Our suggestion is to make it random in the same category you’re in.
This will create more of a silo effect where you’re getting the most relevant articles to your “growth” or your “customer service,” rather than just random articles where that same customer service person will now have 50% articles that are not relevant to them in that particular section.
By making that random, you’re also getting older posts higher in architecture.
And for extra benefit, make this have a possibility to have manual selection where you could pull posts that are especially relevant to make the article even more useful to the readers that are on it.
Other miscellaneous items to consider:
- Calls-to-action at the end of the post and build it into a template.
- I don’t think blog comments really make sense in 99% of verticals anymore. It’s kind of outdated practice since people really aren’t commenting and they do that on social media instead.

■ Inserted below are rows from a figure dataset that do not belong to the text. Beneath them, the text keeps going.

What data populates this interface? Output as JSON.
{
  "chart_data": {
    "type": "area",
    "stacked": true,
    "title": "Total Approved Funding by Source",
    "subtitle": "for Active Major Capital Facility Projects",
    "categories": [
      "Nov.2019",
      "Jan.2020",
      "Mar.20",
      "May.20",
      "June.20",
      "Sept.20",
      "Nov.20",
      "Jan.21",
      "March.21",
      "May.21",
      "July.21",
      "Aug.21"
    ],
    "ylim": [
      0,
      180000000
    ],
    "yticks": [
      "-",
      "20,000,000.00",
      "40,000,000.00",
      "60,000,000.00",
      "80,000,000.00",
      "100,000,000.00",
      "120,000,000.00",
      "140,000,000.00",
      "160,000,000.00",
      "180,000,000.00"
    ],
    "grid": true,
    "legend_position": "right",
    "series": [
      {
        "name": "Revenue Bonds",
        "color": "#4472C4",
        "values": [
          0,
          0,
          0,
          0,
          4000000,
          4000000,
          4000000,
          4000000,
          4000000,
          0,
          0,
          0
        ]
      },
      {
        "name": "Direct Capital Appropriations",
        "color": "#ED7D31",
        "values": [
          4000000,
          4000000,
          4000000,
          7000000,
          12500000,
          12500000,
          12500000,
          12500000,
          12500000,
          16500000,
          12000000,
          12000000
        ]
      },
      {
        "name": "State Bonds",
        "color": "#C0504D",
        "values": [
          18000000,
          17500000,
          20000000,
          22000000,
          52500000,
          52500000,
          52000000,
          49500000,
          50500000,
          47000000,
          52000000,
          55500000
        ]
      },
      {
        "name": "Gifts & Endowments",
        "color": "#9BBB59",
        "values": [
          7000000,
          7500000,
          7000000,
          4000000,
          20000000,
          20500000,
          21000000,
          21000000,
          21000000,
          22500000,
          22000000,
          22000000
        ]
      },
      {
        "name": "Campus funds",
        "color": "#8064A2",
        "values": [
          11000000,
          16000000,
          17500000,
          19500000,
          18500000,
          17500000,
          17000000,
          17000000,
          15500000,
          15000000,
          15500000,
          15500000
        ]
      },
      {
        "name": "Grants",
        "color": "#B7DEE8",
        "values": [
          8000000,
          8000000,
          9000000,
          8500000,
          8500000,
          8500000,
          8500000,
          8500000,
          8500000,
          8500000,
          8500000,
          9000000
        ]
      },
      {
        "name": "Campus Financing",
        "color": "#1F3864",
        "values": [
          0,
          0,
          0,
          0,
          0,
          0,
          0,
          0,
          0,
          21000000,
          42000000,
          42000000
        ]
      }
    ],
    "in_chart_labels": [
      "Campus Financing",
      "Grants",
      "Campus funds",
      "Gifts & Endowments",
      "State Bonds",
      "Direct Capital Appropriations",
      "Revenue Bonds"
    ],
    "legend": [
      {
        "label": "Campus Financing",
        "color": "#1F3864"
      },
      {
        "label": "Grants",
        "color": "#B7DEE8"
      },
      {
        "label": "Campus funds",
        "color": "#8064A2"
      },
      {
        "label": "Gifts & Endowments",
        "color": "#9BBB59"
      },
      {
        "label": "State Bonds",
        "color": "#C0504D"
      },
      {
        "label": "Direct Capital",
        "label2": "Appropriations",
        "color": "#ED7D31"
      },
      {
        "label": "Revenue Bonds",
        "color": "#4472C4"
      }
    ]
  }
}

- Share buttons do make sense that are custom to your vertical even though people are sharing less on these social networks, but it’s still a good best practice.
I think having those share buttons actually be colored in your blog design. Like on Siege, we have red images that match our brand aesthetic.
I think this communicates a premium feel to people and it’s not very hard to do with your website overall.
That’s kind of the overall spiel on blog design best practice for SEO.
I know it’s a lot, but ranking well is a competitive world, so there’s a lot of things you got to do well in order to do that.